De hábitos simples e personalidade forte, jeito doce e meigo, está ariana de atitude, determinada e aguerrida, Vanessa Mendes da Silva Lima Nascimento, afirma que “ser feliz é AMAR”. Vanessa Giácomo, conta que o nome artístico nasceu em homenagem ao seu avô materno. Quando criança sonhava em ter uma família linda e conquistar na vida tudo que desejasse com seu trabalho de atriz. E assim o fez, ainda muito jovem se formou em artes cênicas e foi em busca da realização dos seus sonhos. Menina carioca de Volta Redonda, de família unida e grande, aos 34 anos, continua sonhando e alçando voos cada vez mais altos. 

Mesmo não gostando de rótulos, ela é uma estrela de pura grandeza, artista inquieta em constante crescente, está sempre buscando se aprimorar, cada dia mais atraída pelo lado oposto das câmeras, afirma “Sempre sonho em fazer bons personagens e amo escrever também. Quero muito aprimorar isso na minha vida!”. 

No ar em Pega-Pega, novela das 19h da globo, onde interpreta a policial linha dura Antônia, teve preparação especial no Projac, com alguns policiais, trabalhando diversas técnicas como aula de tiro, entre outras. Já escalada para viver um dos principais papéis de “Verão 90 Graus”, novela escrita por Izabel de Oliveira e Paula Amaral, aproveitou um tempo entre gravações, a tripla jornada de mãe, a rotina corrida de cuidar de todos que ama, para participar de um ensaio especial de fim de ano para a MENSCH. 




Você escolheu a arte ou a arte lhe escolheu? Tentei ingressar na faculdade de cinema, que foi interrompida com minha primeira novela (Cabocla), que foi um divisor de águas pra mim. Desde então não parei mais. 
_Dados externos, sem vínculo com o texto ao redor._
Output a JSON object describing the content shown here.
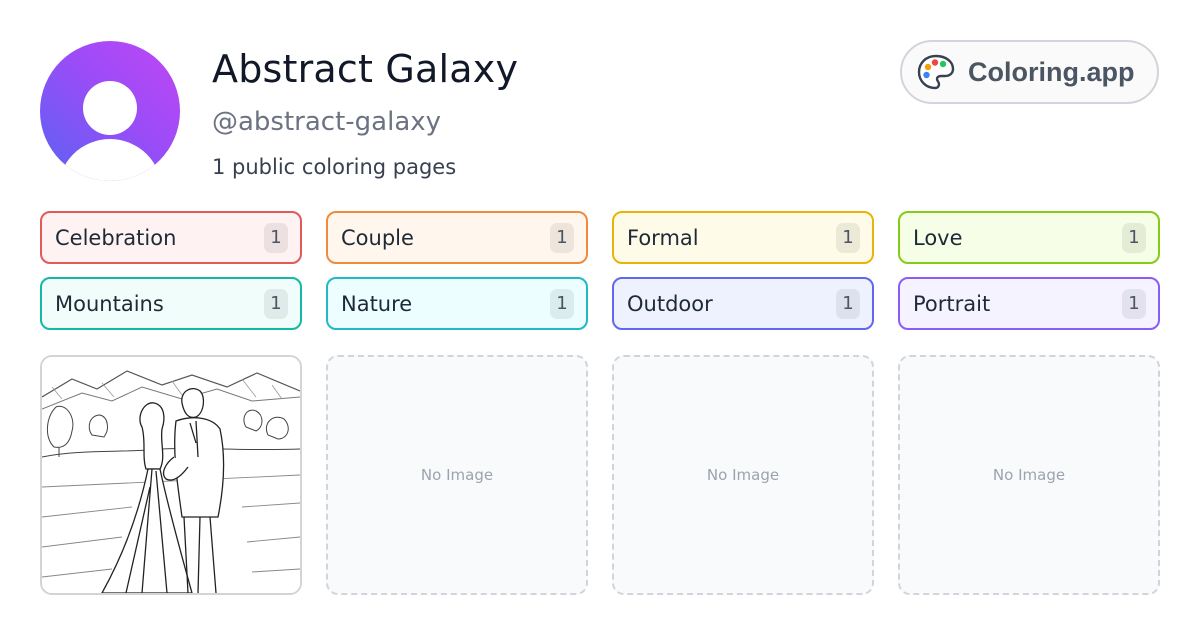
{
  "profile": {
    "name": "Abstract Galaxy",
    "handle": "@abstract-galaxy",
    "page_count_text": "1 public coloring pages"
  },
  "brand": {
    "label": "Coloring.app",
    "icon": "palette-icon"
  },
  "tags": [
    {
      "label": "Celebration",
      "count": "1",
      "border": "#e05a5a",
      "bg": "#fef2f2"
    },
    {
      "label": "Couple",
      "count": "1",
      "border": "#f08a3c",
      "bg": "#fff7ed"
    },
    {
      "label": "Formal",
      "count": "1",
      "border": "#eab308",
      "bg": "#fefce8"
    },
    {
      "label": "Love",
      "count": "1",
      "border": "#84cc16",
      "bg": "#f7fee7"
    },
    {
      "label": "Mountains",
      "count": "1",
      "border": "#14b8a6",
      "bg": "#f0fdfa"
    },
    {
      "label": "Nature",
      "count": "1",
      "border": "#22b8c5",
      "bg": "#ecfeff"
    },
    {
      "label": "Outdoor",
      "count": "1",
      "border": "#6366f1",
      "bg": "#eef2ff"
    },
    {
      "label": "Portrait",
      "count": "1",
      "border": "#8b5cf6",
      "bg": "#f5f3ff"
    }
  ],
  "cards": [
    {
      "type": "image",
      "subject": "wedding couple line-art coloring page"
    },
    {
      "type": "empty",
      "label": "No Image"
    },
    {
      "type": "empty",
      "label": "No Image"
    },
    {
      "type": "empty",
      "label": "No Image"
    }
  ]
}
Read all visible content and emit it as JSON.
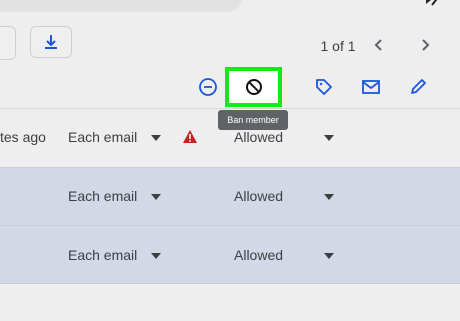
{
  "toolbar": {
    "pager_label": "1 of 1",
    "ban_tooltip": "Ban member"
  },
  "icons": {
    "download": "download-icon",
    "prev": "chevron-left-icon",
    "next": "chevron-right-icon",
    "remove": "minus-circle-icon",
    "ban": "ban-icon",
    "tag": "tag-icon",
    "mail": "mail-icon",
    "edit": "pencil-icon",
    "warning": "warning-icon"
  },
  "rows": [
    {
      "last_post": "tes ago",
      "delivery": "Each email",
      "posting": "Allowed",
      "has_warning": true
    },
    {
      "last_post": "",
      "delivery": "Each email",
      "posting": "Allowed",
      "has_warning": false
    },
    {
      "last_post": "",
      "delivery": "Each email",
      "posting": "Allowed",
      "has_warning": false
    }
  ],
  "colors": {
    "accent_blue": "#1a56db",
    "highlight_green": "#18e81a",
    "selected_row": "#d3d8e6",
    "warning_red": "#c5221f"
  }
}
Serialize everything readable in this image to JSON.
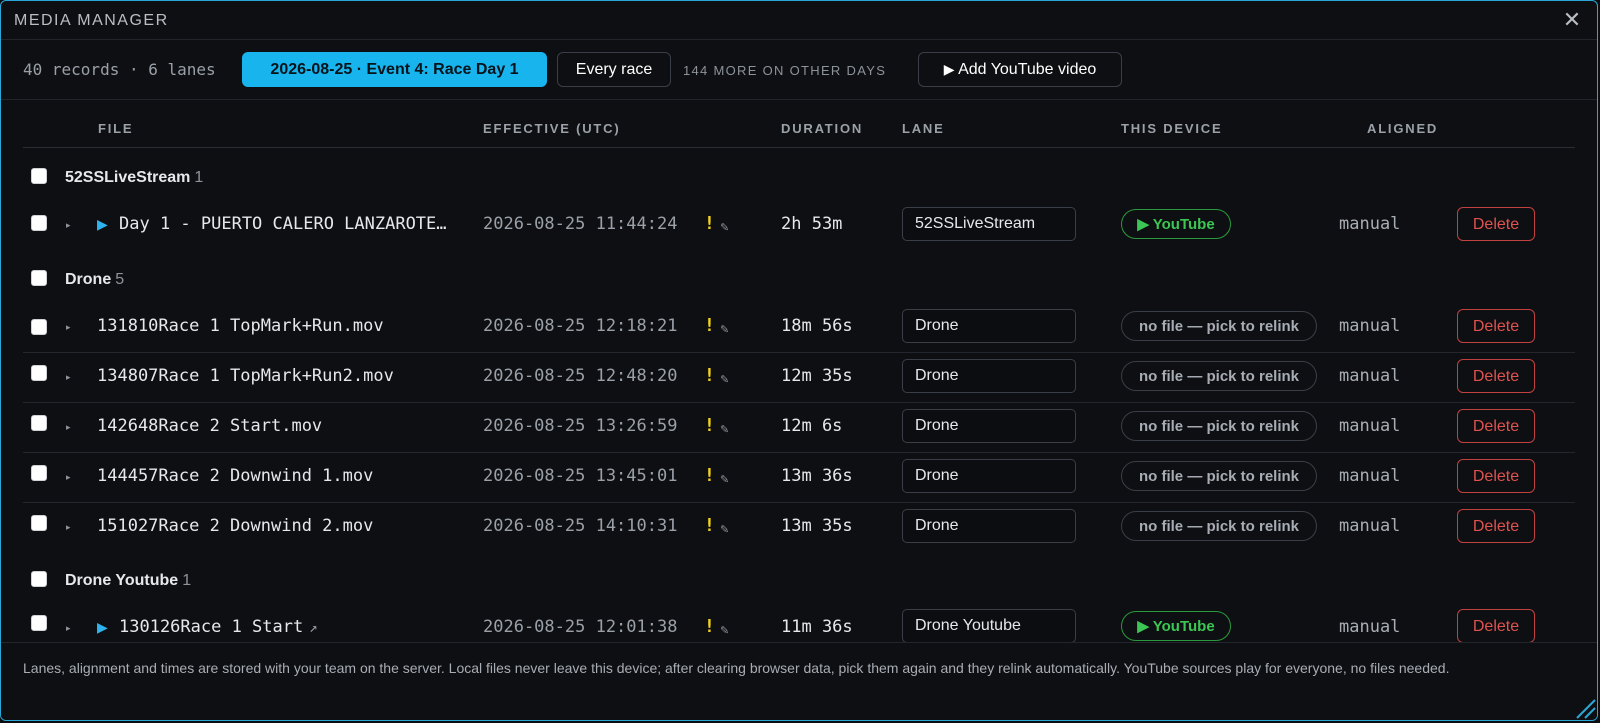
{
  "window": {
    "title": "MEDIA MANAGER",
    "close_icon": "close-icon",
    "accent": "#17b4ee"
  },
  "toolbar": {
    "counts": "40 records · 6 lanes",
    "active_filter": "2026-08-25 · Event 4: Race Day 1",
    "every_race": "Every race",
    "more_label": "144 MORE ON OTHER DAYS",
    "add_youtube": "Add YouTube video"
  },
  "columns": {
    "file": "FILE",
    "effective": "EFFECTIVE (UTC)",
    "duration": "DURATION",
    "lane": "LANE",
    "device": "THIS DEVICE",
    "aligned": "ALIGNED"
  },
  "groups": [
    {
      "name": "52SSLiveStream",
      "count": "1",
      "rows": [
        {
          "file": "Day 1 - PUERTO CALERO LANZAROTE…",
          "youtube": true,
          "effective": "2026-08-25 11:44:24",
          "warn": "!",
          "duration": "2h 53m",
          "lane": "52SSLiveStream",
          "device": "YouTube",
          "aligned": "manual",
          "delete": "Delete"
        }
      ]
    },
    {
      "name": "Drone",
      "count": "5",
      "rows": [
        {
          "file": "131810Race 1 TopMark+Run.mov",
          "effective": "2026-08-25 12:18:21",
          "warn": "!",
          "duration": "18m 56s",
          "lane": "Drone",
          "device": "no file — pick to relink",
          "aligned": "manual",
          "delete": "Delete"
        },
        {
          "file": "134807Race 1 TopMark+Run2.mov",
          "effective": "2026-08-25 12:48:20",
          "warn": "!",
          "duration": "12m 35s",
          "lane": "Drone",
          "device": "no file — pick to relink",
          "aligned": "manual",
          "delete": "Delete"
        },
        {
          "file": "142648Race 2 Start.mov",
          "effective": "2026-08-25 13:26:59",
          "warn": "!",
          "duration": "12m 6s",
          "lane": "Drone",
          "device": "no file — pick to relink",
          "aligned": "manual",
          "delete": "Delete"
        },
        {
          "file": "144457Race 2 Downwind 1.mov",
          "effective": "2026-08-25 13:45:01",
          "warn": "!",
          "duration": "13m 36s",
          "lane": "Drone",
          "device": "no file — pick to relink",
          "aligned": "manual",
          "delete": "Delete"
        },
        {
          "file": "151027Race 2 Downwind 2.mov",
          "effective": "2026-08-25 14:10:31",
          "warn": "!",
          "duration": "13m 35s",
          "lane": "Drone",
          "device": "no file — pick to relink",
          "aligned": "manual",
          "delete": "Delete"
        }
      ]
    },
    {
      "name": "Drone Youtube",
      "count": "1",
      "rows": [
        {
          "file": "130126Race 1 Start",
          "youtube": true,
          "effective": "2026-08-25 12:01:38",
          "warn": "!",
          "duration": "11m 36s",
          "lane": "Drone Youtube",
          "device": "YouTube",
          "aligned": "manual",
          "delete": "Delete"
        }
      ]
    }
  ],
  "footer": {
    "text": "Lanes, alignment and times are stored with your team on the server. Local files never leave this device; after clearing browser data, pick them again and they relink automatically. YouTube sources play for everyone, no files needed."
  },
  "icons": {
    "play": "play-icon",
    "expand": "expand-caret-icon",
    "edit": "pencil-icon",
    "external": "external-link-icon",
    "resize": "resize-handle-icon"
  }
}
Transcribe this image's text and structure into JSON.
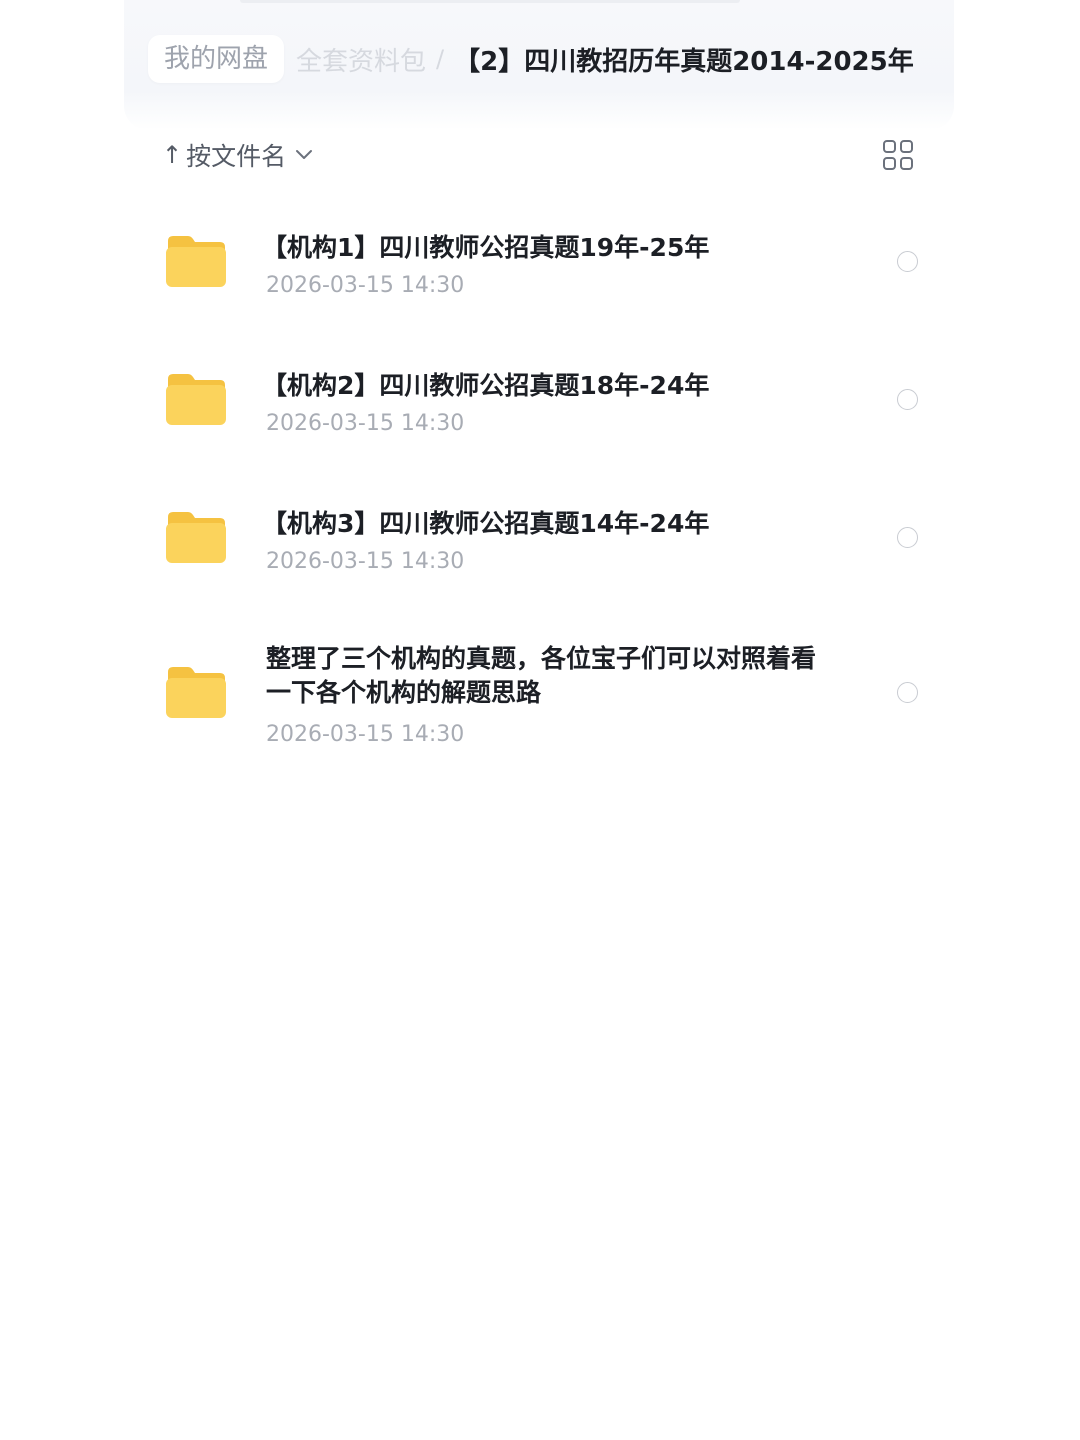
{
  "breadcrumb": {
    "home": "我的网盘",
    "middle": "全套资料包",
    "separator": "/",
    "current": "【2】四川教招历年真题2014-2025年"
  },
  "sort": {
    "arrow": "↑",
    "label": "按文件名"
  },
  "icons": {
    "sort_arrow": "arrow-up-icon",
    "sort_chevron": "chevron-down-icon",
    "view_toggle": "grid-view-icon",
    "folder": "folder-icon",
    "select": "radio-circle-icon"
  },
  "colors": {
    "folder": "#FBD35C",
    "folder_tab": "#F5C241",
    "text_primary": "#1C1F25",
    "text_secondary": "#A8ACB4"
  },
  "files": [
    {
      "name": "【机构1】四川教师公招真题19年-25年",
      "date": "2026-03-15 14:30"
    },
    {
      "name": "【机构2】四川教师公招真题18年-24年",
      "date": "2026-03-15 14:30"
    },
    {
      "name": "【机构3】四川教师公招真题14年-24年",
      "date": "2026-03-15 14:30"
    },
    {
      "name": "整理了三个机构的真题，各位宝子们可以对照着看一下各个机构的解题思路",
      "date": "2026-03-15 14:30"
    }
  ]
}
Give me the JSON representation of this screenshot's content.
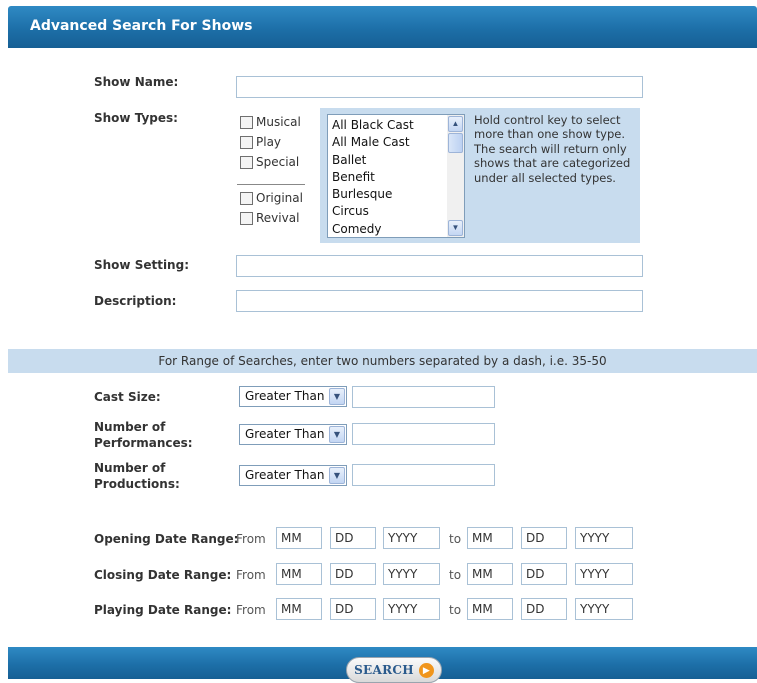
{
  "header": {
    "title": "Advanced Search For Shows"
  },
  "fields": {
    "show_name_label": "Show Name:",
    "show_types_label": "Show Types:",
    "show_setting_label": "Show Setting:",
    "description_label": "Description:"
  },
  "show_types": {
    "checkboxes_a": [
      "Musical",
      "Play",
      "Special"
    ],
    "checkboxes_b": [
      "Original",
      "Revival"
    ],
    "list_options": [
      "All Black Cast",
      "All Male Cast",
      "Ballet",
      "Benefit",
      "Burlesque",
      "Circus",
      "Comedy"
    ],
    "help_text": "Hold control key to select more than one show type. The search will return only shows that are categorized under all selected types."
  },
  "range": {
    "instructions": "For Range of Searches, enter two numbers separated by a dash, i.e. 35-50",
    "cast_size_label": "Cast Size:",
    "performances_label_1": "Number of",
    "performances_label_2": "Performances:",
    "productions_label_1": "Number of",
    "productions_label_2": "Productions:",
    "select_value": "Greater Than"
  },
  "dates": {
    "rows": [
      {
        "label": "Opening Date Range:"
      },
      {
        "label": "Closing Date Range:"
      },
      {
        "label": "Playing Date Range:"
      }
    ],
    "from_label": "From",
    "to_label": "to",
    "mm": "MM",
    "dd": "DD",
    "yyyy": "YYYY"
  },
  "footer": {
    "search_label": "SEARCH"
  },
  "colors": {
    "header_blue": "#1d6fa8",
    "panel_blue": "#c8dcee",
    "go_orange": "#f0951c"
  }
}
Tanto a doce Zuca, sua personagem de estreia na TV, no remake de “Cabocla”, quanto a vingativa Aline de “Amor à Vida”, lhe renderam premiações nacionais importantes. Fale um pouco sobre essa mistura de sentimentos de estrear na Globo e de forma aguerrida conquistou território, como lidou com essa transição? Ser reconhecida por um trabalho é sensacional, mas cada trabalho é um novo desafio. O frio na barriga volta com tudo e o coração acelera sempre. Isso nunca vai mudar! 

Ser atriz no Brasil é...? Eu sempre pensei em ser atriz! Ser atriz no Brasil é um luxo! Sou privilegiada de trabalhar com o que amo. 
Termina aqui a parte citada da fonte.